Avrei desiderato un vestito di pelli, piedi nudi, rasta naturali sui capelli.
Avrei desiderato trasformarmi in Neanderthal, con il mio bel pugnale in selce e fondermi con la realtà di un passato certo.
Non parlavamo mentre cercavamo sassi, sassi diversi, sassi parlanti.
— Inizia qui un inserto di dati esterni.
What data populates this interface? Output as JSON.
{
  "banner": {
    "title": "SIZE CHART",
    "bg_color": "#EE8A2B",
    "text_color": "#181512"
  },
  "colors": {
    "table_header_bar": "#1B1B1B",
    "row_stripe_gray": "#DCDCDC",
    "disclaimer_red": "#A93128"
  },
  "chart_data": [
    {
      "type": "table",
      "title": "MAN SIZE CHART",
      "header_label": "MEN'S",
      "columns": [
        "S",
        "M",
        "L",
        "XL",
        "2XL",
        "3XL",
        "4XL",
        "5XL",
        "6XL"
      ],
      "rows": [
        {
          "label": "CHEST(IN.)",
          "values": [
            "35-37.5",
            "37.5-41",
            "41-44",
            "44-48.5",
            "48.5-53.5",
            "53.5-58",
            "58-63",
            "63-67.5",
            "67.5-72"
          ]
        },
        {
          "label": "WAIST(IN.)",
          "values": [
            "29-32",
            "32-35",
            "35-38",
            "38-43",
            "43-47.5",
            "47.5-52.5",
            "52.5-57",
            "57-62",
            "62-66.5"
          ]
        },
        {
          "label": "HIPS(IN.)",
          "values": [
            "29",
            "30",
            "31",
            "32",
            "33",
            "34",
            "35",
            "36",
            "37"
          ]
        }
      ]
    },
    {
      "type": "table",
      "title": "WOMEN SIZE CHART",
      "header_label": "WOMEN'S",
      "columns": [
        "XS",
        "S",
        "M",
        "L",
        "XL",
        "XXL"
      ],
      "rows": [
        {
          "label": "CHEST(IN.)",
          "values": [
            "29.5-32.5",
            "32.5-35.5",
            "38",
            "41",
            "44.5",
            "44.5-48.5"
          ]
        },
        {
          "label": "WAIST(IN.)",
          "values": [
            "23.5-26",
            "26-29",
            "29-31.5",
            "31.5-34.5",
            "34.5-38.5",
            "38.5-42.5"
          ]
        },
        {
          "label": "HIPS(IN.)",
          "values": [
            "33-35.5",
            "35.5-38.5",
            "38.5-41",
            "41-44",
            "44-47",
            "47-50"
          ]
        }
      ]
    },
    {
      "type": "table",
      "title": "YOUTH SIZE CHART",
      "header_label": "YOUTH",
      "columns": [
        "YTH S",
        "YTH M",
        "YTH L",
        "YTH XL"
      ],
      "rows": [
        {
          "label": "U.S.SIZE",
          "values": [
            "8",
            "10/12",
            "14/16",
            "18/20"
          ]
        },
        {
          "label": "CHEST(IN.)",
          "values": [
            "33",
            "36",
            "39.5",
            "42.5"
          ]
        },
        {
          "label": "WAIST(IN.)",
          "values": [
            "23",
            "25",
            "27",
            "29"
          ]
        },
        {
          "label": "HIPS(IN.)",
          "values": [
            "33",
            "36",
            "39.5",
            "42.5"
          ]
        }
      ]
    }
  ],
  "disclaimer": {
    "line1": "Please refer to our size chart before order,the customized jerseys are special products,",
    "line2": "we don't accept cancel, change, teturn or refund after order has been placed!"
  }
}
Ne trovammo uno con una mezza conchiglia tra i fianchi, altri con piccole foglie stampate meticolosamente e poi un sasso strano, non sembrava un sasso, ma un osso.
All’unisono decidemmo ch’era l’osso di un femore d’uomo.
Presi da euforia, caricammo i sassi negli zaini, facemmo man bassa dei panini tra le felci discinte, poi risalimmo il sentiero, abbandonando la dolente città degli inferi e immergendoci nel rumore delle genti, famiglie che consumavano picnic sui tavoli di legno davanti al museo paleo-archeologico, mentre noi alla chetichella fuggivamo come cani con in bocca l’osso.
Già, l’osso. Quando mio padre lo vide, cercando di rimaner serio, lo esaminò con attenzione, lo annusò con discrezione, poi emise il verdetto: “E’ il femore di un piccolo d’asino, l’ha mangiato circa due settimane fa. Siete stati fortunati, aveva ancora la pancia piena a metà”.
A mio cugino, che era il più grande, scappò da ridere, ma gli diedi una gomitata forte.
Non si poteva ridere, se il verdetto era quello, quello era.
Mio papà era un tipo serio e ne sapeva tante di fantastorie.